Thats correct, I don’t tend to listen to too much new music so I’d mainly be paying for stuff I already own. I might buy 3 – 4 new albums each year at most.

Or you could just use itunes

That and the quality of the CD is actually better than the lossy downloads from most internet stores and even more lossier streaming services. I hope CD’s continue to be made.

Vinyl sounds terrible.

The sound, especially the bass end, is very volume-limited.

Maybe get a good turntable, a proper amp and some good speakers?

Vinyl is restricted though in low-end response by the physical width of the groove (there is a limit that once crossed, the needle will jump from a very wide groove). What "they" did, was to print the bass on vynil at lower volume and re-amplify that lacking bass at the preamp stage (the famous RIAA curve).
However, I won’t say that vynil sounds "terrible" (indeed, DaveHat perhaps tried to listen vinyl through a wrong preamp so the RIAA curve was not compensated). Good masters, especially the ones on thick vinyl sound really good.

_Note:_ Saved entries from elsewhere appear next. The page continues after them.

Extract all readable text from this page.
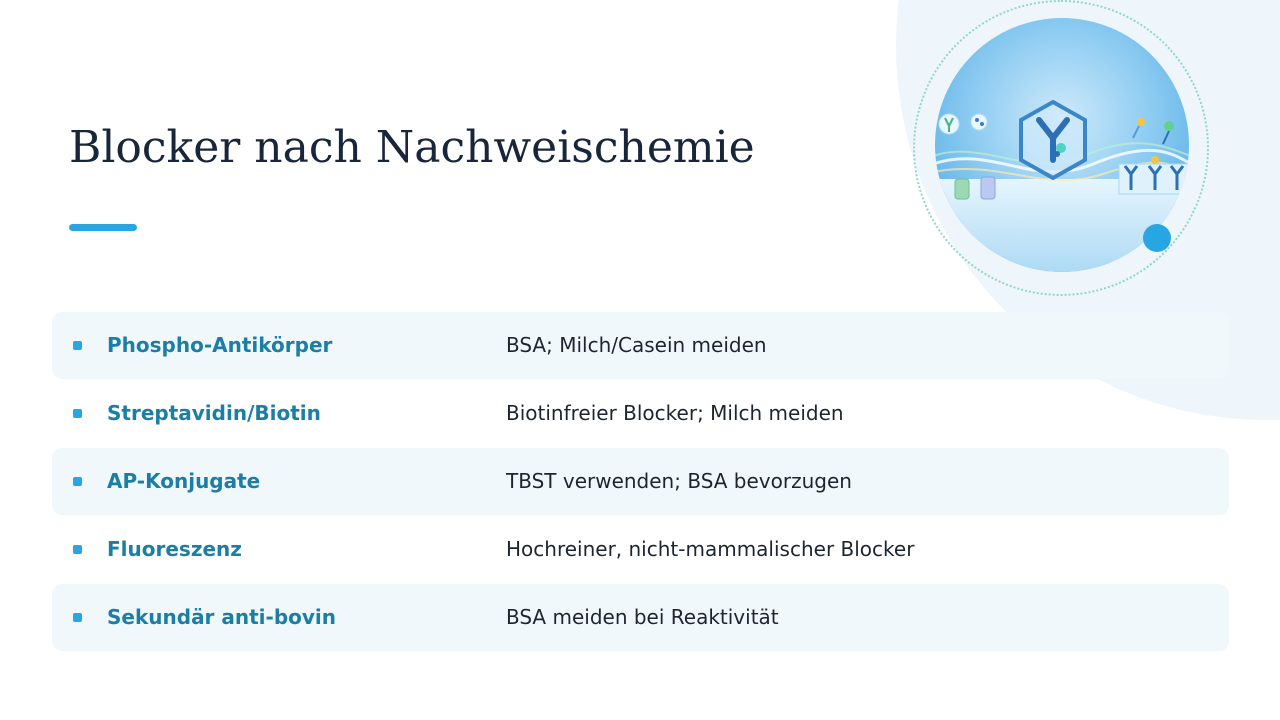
Blocker nach Nachweischemie
Phospho-Antikörper	BSA; Milch/Casein meiden
Streptavidin/Biotin	Biotinfreier Blocker; Milch meiden
AP-Konjugate	TBST verwenden; BSA bevorzugen
Fluoreszenz	Hochreiner, nicht-mammalischer Blocker
Sekundär anti-bovin	BSA meiden bei Reaktivität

Yeah, you really need a quality preamp if you want to get good low-end out of a vinyl record. You also need good quality vinyl, a lot of stuff now is being pushed out without a lot of care taken to sound quality. Vinyl can sound really good though. I won’t claim it’s better than CD like some people, technically CD is superior in some ways, but subjectively vinyl can be more engaging for some music

My Yes records would disagree with you.

But don’t you see? Vinyl doesn’t have any bass; this is why no self-respecting DJ would use it.